We looked at each other. I looked at their expectant, furrowed, tense faces. Now you must give the best that is in you, I told myself. I considered for quite a while before I began:

"Their clothes were cleaner than any clothes you have seen. When they bent over your bed to make it, or pulled the sheet tight under you, you smelled a smell of freshly ironed, slightly starched linen that has just been taken out of a linen cupboard It smelled entirely free of dirt, dry almost as though very slightly scorched. When they were not on duty they wore their own clothes, and those were just as clean, and they smelled of something light and warm and yet at the same time cool. They had dresses. I saw a light blue silk dress with white and light gray birds on it. It had short sleeves, and it was gathered at the neck in a mass of puckers, so that it fell in folds over her breast and back.
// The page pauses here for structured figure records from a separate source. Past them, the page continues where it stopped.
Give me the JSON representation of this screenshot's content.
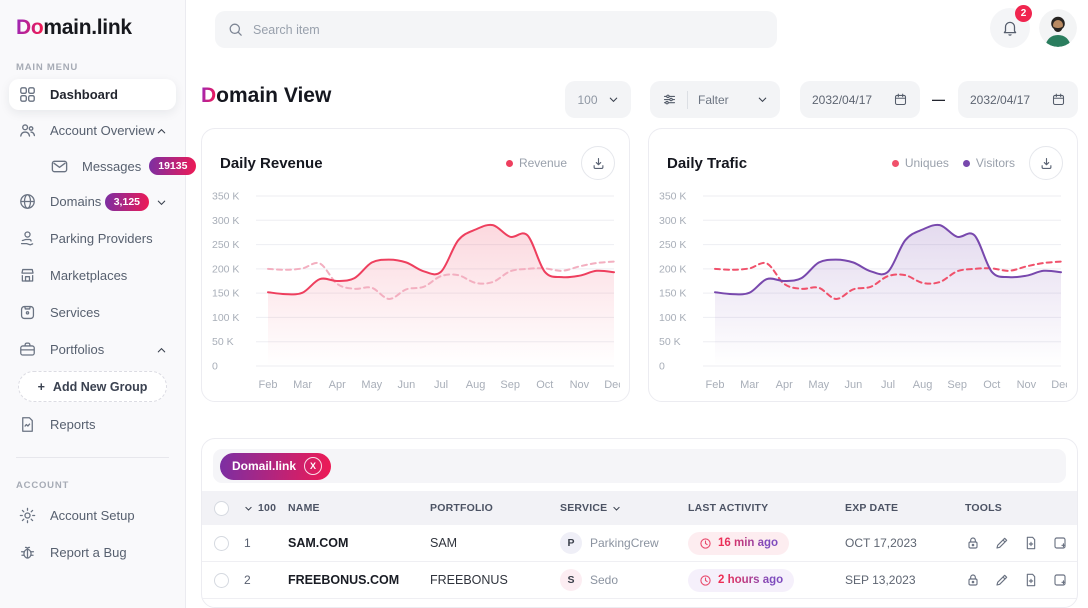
{
  "colors": {
    "accent_gradient_start": "#7B2FA3",
    "accent_gradient_end": "#EE1A55",
    "notification_badge": "#F0254F",
    "revenue_line": "#EE3F5E",
    "revenue_dashed": "#F3AFC0",
    "visitors_line": "#7848AD",
    "uniques_line": "#F0516B"
  },
  "sidebar": {
    "logo_accent": "Do",
    "logo_rest": "main.link",
    "section_main": "MAIN MENU",
    "section_account": "ACCOUNT",
    "items": {
      "dashboard": "Dashboard",
      "account_overview": "Account Overview",
      "messages": "Messages",
      "messages_badge": "19135",
      "domains": "Domains",
      "domains_badge": "3,125",
      "parking_providers": "Parking Providers",
      "marketplaces": "Marketplaces",
      "services": "Services",
      "portfolios": "Portfolios",
      "add_new_group": "Add New Group",
      "add_new_group_plus": "+",
      "reports": "Reports",
      "account_setup": "Account Setup",
      "report_a_bug": "Report a Bug"
    }
  },
  "topbar": {
    "search_placeholder": "Search item",
    "notification_count": "2"
  },
  "header": {
    "title_accent": "D",
    "title_rest": "omain View",
    "page_size": "100",
    "filter_label": "Falter",
    "date_from": "2032/04/17",
    "date_separator": "—",
    "date_to": "2032/04/17"
  },
  "chart_data": [
    {
      "type": "area",
      "title": "Daily Revenue",
      "legend": [
        {
          "label": "Revenue",
          "color": "#EE3F5E"
        }
      ],
      "categories": [
        "Feb",
        "Mar",
        "Apr",
        "May",
        "Jun",
        "Jul",
        "Aug",
        "Sep",
        "Oct",
        "Nov",
        "Dec"
      ],
      "ylabels": [
        "350 K",
        "300 K",
        "250 K",
        "200 K",
        "150 K",
        "100 K",
        "50 K",
        "0"
      ],
      "ylim": [
        0,
        350
      ],
      "unit": "K",
      "grid": true,
      "legend_position": "top-right",
      "series": [
        {
          "name": "Revenue",
          "line": "solid",
          "color": "#EE3F5E",
          "area": true,
          "values": [
            152,
            148,
            151,
            179,
            175,
            181,
            213,
            219,
            213,
            195,
            194,
            259,
            281,
            290,
            266,
            269,
            194,
            183,
            186,
            196,
            193
          ]
        },
        {
          "name": "",
          "line": "dashed",
          "color": "#F3AFC0",
          "area": false,
          "values": [
            200,
            198,
            201,
            211,
            169,
            159,
            161,
            138,
            158,
            163,
            185,
            187,
            171,
            173,
            195,
            200,
            201,
            196,
            205,
            212,
            215
          ]
        }
      ],
      "area_fill_from": "rgba(238,63,94,0.20)",
      "area_fill_to": "rgba(238,63,94,0)"
    },
    {
      "type": "area",
      "title": "Daily Trafic",
      "legend": [
        {
          "label": "Uniques",
          "color": "#F0516B"
        },
        {
          "label": "Visitors",
          "color": "#7848AD"
        }
      ],
      "categories": [
        "Feb",
        "Mar",
        "Apr",
        "May",
        "Jun",
        "Jul",
        "Aug",
        "Sep",
        "Oct",
        "Nov",
        "Dec"
      ],
      "ylabels": [
        "350 K",
        "300 K",
        "250 K",
        "200 K",
        "150 K",
        "100 K",
        "50 K",
        "0"
      ],
      "ylim": [
        0,
        350
      ],
      "unit": "K",
      "grid": true,
      "legend_position": "top-right",
      "series": [
        {
          "name": "Visitors",
          "line": "solid",
          "color": "#7848AD",
          "area": true,
          "values": [
            152,
            148,
            151,
            179,
            175,
            181,
            213,
            219,
            213,
            195,
            194,
            259,
            281,
            290,
            266,
            269,
            194,
            183,
            186,
            196,
            193
          ]
        },
        {
          "name": "Uniques",
          "line": "dashed",
          "color": "#F0516B",
          "area": false,
          "values": [
            200,
            198,
            201,
            211,
            169,
            159,
            161,
            138,
            158,
            163,
            185,
            187,
            171,
            173,
            195,
            200,
            201,
            196,
            205,
            212,
            215
          ]
        }
      ],
      "area_fill_from": "rgba(120,72,173,0.20)",
      "area_fill_to": "rgba(120,72,173,0)"
    }
  ],
  "table": {
    "filter_tag": "Domail.link",
    "filter_tag_close": "X",
    "headers": {
      "count": "100",
      "name": "NAME",
      "portfolio": "PORTFOLIO",
      "service": "SERVICE",
      "last_activity": "LAST ACTIVITY",
      "exp_date": "EXP DATE",
      "tools": "TOOLS"
    },
    "rows": [
      {
        "num": "1",
        "name": "SAM.COM",
        "portfolio": "SAM",
        "service_initial": "P",
        "service": "ParkingCrew",
        "last_activity": "16 min ago",
        "exp_date": "OCT 17,2023"
      },
      {
        "num": "2",
        "name": "FREEBONUS.COM",
        "portfolio": "FREEBONUS",
        "service_initial": "S",
        "service": "Sedo",
        "last_activity": "2 hours ago",
        "exp_date": "SEP 13,2023"
      }
    ]
  }
}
When you pulled a white silk cord it fell off her shoulders, but then you had forgotten the two small strings on the short puff sleeves. That was her dress, the one I had. Margaret, who was Stege's, I remember best in a flame red dress of some thin woolen material that clung to her body as though it were painted on her. She was like a flame. And there was a girl who wore a skirt that swung on her hips and was always a quarter of a revolution behind when she turned. The one in the light blue silk dress," I went on in what was almost a chant, while I shut my eyes and concentrated on seeing Barbara, "that is, the one I had, when you had pulled that string and she had pulled the two small ones, and you had found the two press studs and the hook and eye at the side and undone them, then the whole dress fell as something airy and soft, and she stood there inside a ring of light blue that had formed round her feet. The girls were just as clean as their clothes, and smelled wonderfully of mitsouka perfume...."

"Mitsouka?"

"Yes, Porta; let me explain, so that you and the others will understand. The girls were as clean as a gun just before parade in barracks. Their hair glistened like the Danube on a winter's night when the moonbeams are making the ice gleam like a million diamonds. And their bodies smelled like the forest behind Beresina on a spring morning just after rain. Can you understand that?"
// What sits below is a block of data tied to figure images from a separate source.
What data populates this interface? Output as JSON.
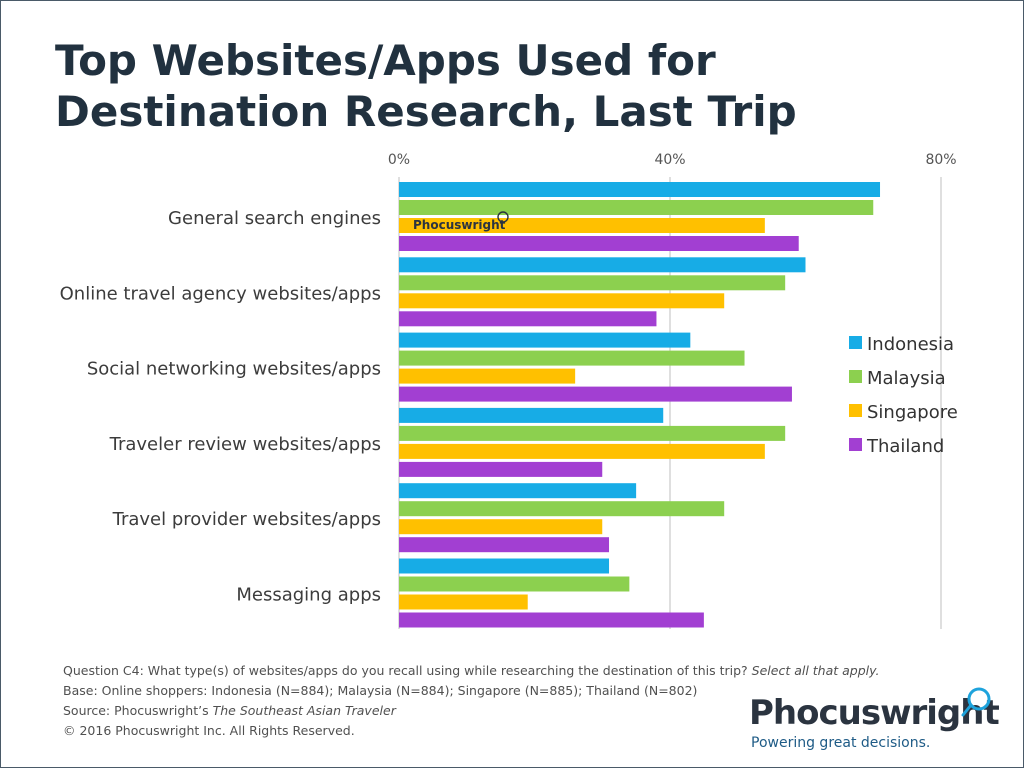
{
  "title": "Top Websites/Apps Used for Destination Research, Last Trip",
  "chart_data": {
    "type": "bar",
    "orientation": "horizontal",
    "categories": [
      "General search engines",
      "Online travel agency websites/apps",
      "Social networking websites/apps",
      "Traveler review websites/apps",
      "Travel provider websites/apps",
      "Messaging apps"
    ],
    "series": [
      {
        "name": "Indonesia",
        "color": "#17ACE6",
        "values": [
          71,
          60,
          43,
          39,
          35,
          31
        ]
      },
      {
        "name": "Malaysia",
        "color": "#8CD04F",
        "values": [
          70,
          57,
          51,
          57,
          48,
          34
        ]
      },
      {
        "name": "Singapore",
        "color": "#FFC000",
        "values": [
          54,
          48,
          26,
          54,
          30,
          19
        ]
      },
      {
        "name": "Thailand",
        "color": "#A23FD2",
        "values": [
          59,
          38,
          58,
          30,
          31,
          45
        ]
      }
    ],
    "xlim": [
      0,
      80
    ],
    "xticks": [
      0,
      40,
      80
    ],
    "xtick_labels": [
      "0%",
      "40%",
      "80%"
    ],
    "xtick_position": "top",
    "grid": true,
    "legend_position": "right"
  },
  "watermark": {
    "text": "Phocuswright"
  },
  "notes": {
    "question_prefix": "Question C4: What type(s) of websites/apps do you recall using while researching the destination of this trip? ",
    "question_italic": "Select all that apply.",
    "base": "Base: Online shoppers: Indonesia (N=884); Malaysia (N=884); Singapore (N=885); Thailand (N=802)",
    "source_prefix": "Source: Phocuswright’s ",
    "source_italic": "The Southeast Asian Traveler",
    "copyright": "© 2016 Phocuswright Inc. All Rights Reserved."
  },
  "logo": {
    "name": "Phocuswright",
    "tagline": "Powering great decisions."
  },
  "colors": {
    "title": "#21313f",
    "logo_accent": "#1ea3dc",
    "tagline": "#1e5b86"
  }
}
For several hours I had to tell them of the wonderful world where I had been. They could not hear enough.

"There is one thing I cannot rightly understand," said Pluto. "How is it that you, who have been living like an oriental prince, who have guzzled cakes and roast duck and swilled wine and have had a harem to feed you the fat of the land in suitable small bits, how is it that you are as thin as a rail?"

So then I had to tell them how, after my wounds had healed, I, Stege, Zepp and another man had bought some water for three hundred cigarettes and drunk it. Two kinds of water, to be truthful: one with typhoid, the other with cholera. "Didn't Stege tell you?" I asked. "We became ill with a vengeance. Zepp is still paralyzed below the waist and the fourth man died. I was unconscious for nineteen days, and after that I refused to eat. Barbara and a Polish wardmaid forcibly fed me, one spoonful at a time, for a fortnight. The doctor gave me up five times. They gave me injections of all sorts of medicines and salt water and glucose. Now I have been discharged six weeks too early. Heil Hitler!"